HSF Challenge #20:Alternate Universes or The Red Queen circa 1840

I've been reading a lot of classic literature lately, and when this challenge rolled around, I was in the middle of Through the Looking Glass. I had a different outfit planned, but my fabric failed to arrive on time and so I turned to my reading material and came up with the red queen.

The bodice is made of red silk dupioni bought way back in the mists of time when the Jo-ann's near my house was going out of business. By the time I got there, they were practically giving it away, so I brought mountains of it and I'm thinking of maybe making something for my mother out of the rest.

This took longer than I expected it to, mostly because the sleeves decided to be difficult.
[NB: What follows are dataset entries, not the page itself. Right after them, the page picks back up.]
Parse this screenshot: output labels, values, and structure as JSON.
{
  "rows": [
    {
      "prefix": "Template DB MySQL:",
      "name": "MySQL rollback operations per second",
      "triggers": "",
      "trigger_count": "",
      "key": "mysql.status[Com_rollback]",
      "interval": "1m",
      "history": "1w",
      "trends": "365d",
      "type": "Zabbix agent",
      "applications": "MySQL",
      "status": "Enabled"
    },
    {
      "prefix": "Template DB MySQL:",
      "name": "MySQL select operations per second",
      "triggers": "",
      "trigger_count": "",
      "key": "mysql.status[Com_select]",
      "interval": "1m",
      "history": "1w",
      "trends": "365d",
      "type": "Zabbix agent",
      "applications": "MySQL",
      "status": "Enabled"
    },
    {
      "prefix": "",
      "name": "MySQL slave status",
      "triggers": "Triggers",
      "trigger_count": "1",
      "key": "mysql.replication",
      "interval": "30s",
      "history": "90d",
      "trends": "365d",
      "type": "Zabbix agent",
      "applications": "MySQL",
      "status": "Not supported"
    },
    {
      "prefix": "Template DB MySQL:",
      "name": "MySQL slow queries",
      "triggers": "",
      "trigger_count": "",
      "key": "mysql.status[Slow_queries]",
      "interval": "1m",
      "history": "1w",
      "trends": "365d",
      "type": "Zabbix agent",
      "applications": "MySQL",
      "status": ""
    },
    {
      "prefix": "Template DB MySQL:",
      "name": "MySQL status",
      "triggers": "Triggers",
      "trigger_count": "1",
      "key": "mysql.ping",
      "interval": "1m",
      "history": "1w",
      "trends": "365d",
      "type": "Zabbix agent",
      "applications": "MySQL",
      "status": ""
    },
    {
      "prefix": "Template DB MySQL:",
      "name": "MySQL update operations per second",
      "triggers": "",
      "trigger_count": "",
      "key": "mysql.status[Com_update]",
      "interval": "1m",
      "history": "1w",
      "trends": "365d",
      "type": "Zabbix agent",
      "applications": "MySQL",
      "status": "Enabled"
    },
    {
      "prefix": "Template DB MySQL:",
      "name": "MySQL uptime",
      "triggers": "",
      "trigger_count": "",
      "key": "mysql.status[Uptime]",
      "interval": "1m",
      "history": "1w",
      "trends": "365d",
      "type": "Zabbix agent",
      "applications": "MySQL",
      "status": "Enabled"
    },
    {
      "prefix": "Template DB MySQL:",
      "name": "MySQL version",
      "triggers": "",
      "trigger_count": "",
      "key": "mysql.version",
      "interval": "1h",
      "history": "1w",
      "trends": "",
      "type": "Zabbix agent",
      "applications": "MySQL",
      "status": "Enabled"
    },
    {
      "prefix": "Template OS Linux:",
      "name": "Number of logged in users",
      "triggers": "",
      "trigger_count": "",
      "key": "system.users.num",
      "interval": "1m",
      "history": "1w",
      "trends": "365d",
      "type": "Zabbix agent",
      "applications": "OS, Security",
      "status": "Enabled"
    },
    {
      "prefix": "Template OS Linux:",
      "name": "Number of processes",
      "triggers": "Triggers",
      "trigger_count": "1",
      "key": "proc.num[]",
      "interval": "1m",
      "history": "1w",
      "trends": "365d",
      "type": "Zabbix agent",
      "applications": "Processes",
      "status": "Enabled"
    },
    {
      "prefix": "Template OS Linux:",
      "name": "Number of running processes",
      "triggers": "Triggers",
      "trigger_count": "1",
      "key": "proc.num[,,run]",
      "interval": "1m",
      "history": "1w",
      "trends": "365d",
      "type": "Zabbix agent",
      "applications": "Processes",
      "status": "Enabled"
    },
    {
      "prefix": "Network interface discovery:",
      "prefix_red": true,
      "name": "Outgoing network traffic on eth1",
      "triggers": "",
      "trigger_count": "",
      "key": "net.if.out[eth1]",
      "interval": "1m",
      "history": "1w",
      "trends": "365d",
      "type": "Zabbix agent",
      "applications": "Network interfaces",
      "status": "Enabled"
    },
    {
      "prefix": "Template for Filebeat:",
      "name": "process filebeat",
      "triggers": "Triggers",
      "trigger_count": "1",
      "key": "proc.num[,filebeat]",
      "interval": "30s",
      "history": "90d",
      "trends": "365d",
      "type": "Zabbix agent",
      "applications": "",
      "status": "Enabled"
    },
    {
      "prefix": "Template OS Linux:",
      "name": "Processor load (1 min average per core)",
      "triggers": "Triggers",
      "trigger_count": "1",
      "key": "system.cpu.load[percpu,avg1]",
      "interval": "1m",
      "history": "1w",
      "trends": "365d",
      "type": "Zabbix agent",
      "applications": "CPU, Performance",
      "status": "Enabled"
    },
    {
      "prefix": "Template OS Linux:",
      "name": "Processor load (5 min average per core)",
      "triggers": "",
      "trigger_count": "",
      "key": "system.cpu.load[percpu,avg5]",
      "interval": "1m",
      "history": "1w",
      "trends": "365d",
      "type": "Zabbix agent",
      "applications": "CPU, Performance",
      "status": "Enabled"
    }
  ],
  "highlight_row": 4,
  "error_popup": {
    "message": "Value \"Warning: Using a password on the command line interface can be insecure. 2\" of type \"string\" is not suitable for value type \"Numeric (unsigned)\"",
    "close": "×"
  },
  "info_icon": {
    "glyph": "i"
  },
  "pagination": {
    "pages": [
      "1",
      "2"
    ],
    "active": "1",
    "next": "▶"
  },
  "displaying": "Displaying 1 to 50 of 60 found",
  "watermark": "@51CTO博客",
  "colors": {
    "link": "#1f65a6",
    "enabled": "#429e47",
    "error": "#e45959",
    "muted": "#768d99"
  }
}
The first pair refused to lie straight, and the second decided to stick out at odd angles. I finally decided on a simple double puff at the elbow and left it at that.


The bodice is trimmed with a red double lip cord, again from my stash.

  • Historical Sew Fortnightly 2014 thedreamstress.com

The Challenge: Alternate Universe
Fabric: Red silk dupioni
Pattern: Drafted
Year: 1840
Notions: Thread and double lip cord
How historically accurate is it? Machine Sewn
Hours to complete: A week
First worn: Not yet
Total cost: Free

Friday, October 17, 2014

HSF Challenge #19: Inspiration

Another fortnight, another challenge! After seeing this lovely pair of under-sleeves by The dreamstress, I was inspired to make a pair for the Bright Copper Penny Dress.


The material for these sleeves started out it's life as part of a set of curtains found at the goodwill. They were originally going to be a dress, but one of the panels decided to shred in the middle while it was in the wash. The fabric's a wee bit sheer on it's own, so I lined it with some cotton voile I had lying around.
             I like this fabric so much that I just might make a chemisette out of the leftovers.
                                          And here's what they look like with the sleeves:




Historical Sew Fortnightly 2014 thedreamstress.com

The Challenge: Inspiration
The challenge you were inspired by: The dreamstress' engageantes
Fabric: Embroidered cotton and voile
Pattern:  Nope
Year: 1850's-60's
Notions: Thread, hooks and eyes
How historically accurate is it? Machine and hand sewn
Hours to complete: 3
First worn: Not yet, probably to Dickens Fair
Total cost: $2

Wednesday, October 1, 2014

Borrowed and Blue: HSF'14 challenge #18

As I was scouring historical poetry for suitable material for this challenge, this age-old ditty popped into my head:
                                                      Something old, something new,
                                                      Something borrowed, something blue,
                                                      And a silver sixpence in her shoe

It's not likely that I'll ever be a bride, but I was wearing my white dress from challenge #10 to an event and it was in need of a sash.

The ribbon is graciously loaned from my mother's bustle dress and hat, on the understanding that I will eventually give it back. It compliments the fabric of my dress perfectly.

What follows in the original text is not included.